Mini case: Dhaka candidate lifts cohesion
Ruba wrote: On the one hand roads help, on the other hand bikes help. The essay repeated general verbs. She built a 20 item bank: weigh the costs, address concerns, phase in a policy, provide evidence, pose a risk, expand access. In the next draft she wrote: Supporters provide evidence that widening results in faster bus flows, but critics raise an objection about long term upkeep. A phased policy could address concerns by piloting one corridor. Her class rubric moved from 6 to 7 on coherence.
High value collocation table
| Function | Collocations | Sample line |
|---|---|---|
| Present view A | make a case for, present a rationale for | Advocates make a case for free city transport to cut short car trips. |
| Present view B | raise an objection, challenge the claim | Critics raise an objection about funding gaps. |
| Compare | by comparison, weighed against | By comparison, targeted subsidies are cheaper. |
| Balance | on balance, to some extent | On balance, the policy helps to some extent in dense areas. |
| Condition | works best when, is feasible if | The plan is feasible if buses run every ten minutes. |
| Close | carries more weight, is preferable if | The second view carries more weight where budgets are tight. |
Measurable routine
- Build a bank of 24 collocations, six per function above.
- Quota: one collocation per sentence, max eight per essay.
- Edit pass: delete double linkers, keep one contrast per sentence.
- Time drill: write two comparison lines in 90 seconds using by comparison and carries more weight.
Mistakes to avoid
- Double linking, therefore, as a result. Keep one.

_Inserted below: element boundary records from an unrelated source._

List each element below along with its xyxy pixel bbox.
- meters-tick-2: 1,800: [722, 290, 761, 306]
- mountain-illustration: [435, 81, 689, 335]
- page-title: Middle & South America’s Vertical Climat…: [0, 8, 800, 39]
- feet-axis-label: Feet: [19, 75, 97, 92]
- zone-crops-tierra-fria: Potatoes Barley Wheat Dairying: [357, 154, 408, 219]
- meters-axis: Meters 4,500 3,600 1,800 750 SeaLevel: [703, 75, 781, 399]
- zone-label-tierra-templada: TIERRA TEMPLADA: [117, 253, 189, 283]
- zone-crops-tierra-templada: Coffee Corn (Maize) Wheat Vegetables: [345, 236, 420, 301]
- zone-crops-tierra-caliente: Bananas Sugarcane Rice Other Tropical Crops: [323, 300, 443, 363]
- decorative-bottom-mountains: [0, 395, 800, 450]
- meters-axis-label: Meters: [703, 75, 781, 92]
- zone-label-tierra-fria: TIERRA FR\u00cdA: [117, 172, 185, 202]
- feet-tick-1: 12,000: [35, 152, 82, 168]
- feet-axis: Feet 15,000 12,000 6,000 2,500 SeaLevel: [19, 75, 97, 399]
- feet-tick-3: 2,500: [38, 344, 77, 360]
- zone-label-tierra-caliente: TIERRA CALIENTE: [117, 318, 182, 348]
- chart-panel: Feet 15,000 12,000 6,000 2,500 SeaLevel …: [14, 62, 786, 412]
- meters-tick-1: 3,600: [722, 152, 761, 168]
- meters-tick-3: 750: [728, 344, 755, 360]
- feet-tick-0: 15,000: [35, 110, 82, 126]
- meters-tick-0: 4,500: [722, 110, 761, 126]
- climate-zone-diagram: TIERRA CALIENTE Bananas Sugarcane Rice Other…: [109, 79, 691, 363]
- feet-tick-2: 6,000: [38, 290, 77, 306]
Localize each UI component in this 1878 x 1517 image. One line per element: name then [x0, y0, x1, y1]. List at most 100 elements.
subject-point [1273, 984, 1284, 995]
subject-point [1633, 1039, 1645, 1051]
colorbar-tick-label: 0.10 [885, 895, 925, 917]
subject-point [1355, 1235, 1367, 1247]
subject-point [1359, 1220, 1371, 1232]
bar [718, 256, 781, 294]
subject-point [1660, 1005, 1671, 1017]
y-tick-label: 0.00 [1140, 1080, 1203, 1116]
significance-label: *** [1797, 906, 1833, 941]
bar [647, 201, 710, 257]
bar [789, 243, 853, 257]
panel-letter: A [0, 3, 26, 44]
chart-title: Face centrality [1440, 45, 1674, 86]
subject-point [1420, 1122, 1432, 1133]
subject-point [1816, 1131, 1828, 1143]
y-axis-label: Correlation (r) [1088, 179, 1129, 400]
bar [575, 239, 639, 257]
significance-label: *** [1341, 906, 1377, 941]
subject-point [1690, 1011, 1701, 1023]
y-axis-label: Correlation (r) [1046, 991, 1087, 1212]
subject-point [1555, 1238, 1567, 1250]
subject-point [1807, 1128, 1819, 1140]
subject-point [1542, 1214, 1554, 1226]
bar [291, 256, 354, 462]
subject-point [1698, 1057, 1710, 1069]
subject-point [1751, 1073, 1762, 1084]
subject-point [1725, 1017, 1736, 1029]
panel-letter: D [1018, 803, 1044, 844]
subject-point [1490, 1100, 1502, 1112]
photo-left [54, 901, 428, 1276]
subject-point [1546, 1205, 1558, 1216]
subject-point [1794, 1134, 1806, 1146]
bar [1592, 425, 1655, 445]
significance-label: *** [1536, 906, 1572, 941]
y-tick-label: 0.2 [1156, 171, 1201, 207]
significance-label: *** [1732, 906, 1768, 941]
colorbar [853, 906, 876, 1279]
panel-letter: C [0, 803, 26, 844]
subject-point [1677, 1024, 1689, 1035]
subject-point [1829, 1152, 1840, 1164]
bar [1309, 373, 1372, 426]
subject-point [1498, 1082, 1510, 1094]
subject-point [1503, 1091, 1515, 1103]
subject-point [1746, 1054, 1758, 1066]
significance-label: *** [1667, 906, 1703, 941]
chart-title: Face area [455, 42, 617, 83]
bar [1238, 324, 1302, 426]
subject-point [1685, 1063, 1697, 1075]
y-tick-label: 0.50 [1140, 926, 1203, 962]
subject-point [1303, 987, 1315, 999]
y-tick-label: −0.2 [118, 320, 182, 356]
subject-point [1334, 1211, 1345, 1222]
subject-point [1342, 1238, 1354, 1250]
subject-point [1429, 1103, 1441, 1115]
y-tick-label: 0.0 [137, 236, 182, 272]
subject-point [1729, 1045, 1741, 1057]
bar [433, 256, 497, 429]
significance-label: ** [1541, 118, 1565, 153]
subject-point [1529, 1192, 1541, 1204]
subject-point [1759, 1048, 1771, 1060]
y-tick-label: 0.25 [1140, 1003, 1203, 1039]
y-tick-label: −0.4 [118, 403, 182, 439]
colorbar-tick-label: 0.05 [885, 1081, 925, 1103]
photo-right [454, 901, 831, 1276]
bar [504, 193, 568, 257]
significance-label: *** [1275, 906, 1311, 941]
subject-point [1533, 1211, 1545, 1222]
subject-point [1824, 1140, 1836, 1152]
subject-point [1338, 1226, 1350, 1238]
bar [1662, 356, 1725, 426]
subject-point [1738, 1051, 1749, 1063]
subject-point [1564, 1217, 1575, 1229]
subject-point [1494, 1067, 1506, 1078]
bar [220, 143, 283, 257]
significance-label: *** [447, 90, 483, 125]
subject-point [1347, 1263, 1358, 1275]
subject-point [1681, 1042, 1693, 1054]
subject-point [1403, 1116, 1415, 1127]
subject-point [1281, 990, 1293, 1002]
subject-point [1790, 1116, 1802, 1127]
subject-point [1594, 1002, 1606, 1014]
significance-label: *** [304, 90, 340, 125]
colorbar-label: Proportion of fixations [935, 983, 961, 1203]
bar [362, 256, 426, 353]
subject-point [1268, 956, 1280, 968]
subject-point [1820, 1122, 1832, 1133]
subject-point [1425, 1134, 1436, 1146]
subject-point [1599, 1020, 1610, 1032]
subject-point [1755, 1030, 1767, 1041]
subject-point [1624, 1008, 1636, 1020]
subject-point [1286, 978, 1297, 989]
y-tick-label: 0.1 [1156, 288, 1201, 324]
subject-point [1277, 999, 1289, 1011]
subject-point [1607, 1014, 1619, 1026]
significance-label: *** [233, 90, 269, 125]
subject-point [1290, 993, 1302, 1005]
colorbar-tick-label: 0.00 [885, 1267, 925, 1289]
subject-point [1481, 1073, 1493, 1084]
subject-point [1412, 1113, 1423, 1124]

- Mixed metaphors, tackle congestion while healing the economy.
- Countability slips, research is uncountable, evidence is uncountable.
- Over general hedging, avoid very, quite, really. Use precise hedges, in many cases.
Edge cases
- Topic shift within a paragraph, fix with a comparison line or a mini conclusion.
- Data claims without numbers, use cautious phrasing, there is limited evidence that.
- Register mismatch, avoid chatty phrases like on the flip side.
Mini glossary
- Collocation: natural word pair, for example weigh the costs.
- Lens: viewpoint for analysis, for example cost or equity.
- Hedge: softener, for example to some extent, used to stay accurate.
- Synthesis: combining both views into a conditional preference.
Actionable closing
Create a 24 item bank using the table. Draft two body paragraphs: one presents view A with make a case for, the other presents view B with raise an objection, then add a comparison line with by comparison and close with on balance plus a condition. Before you submit, run the edit pass and cap your collocations at one per sentence.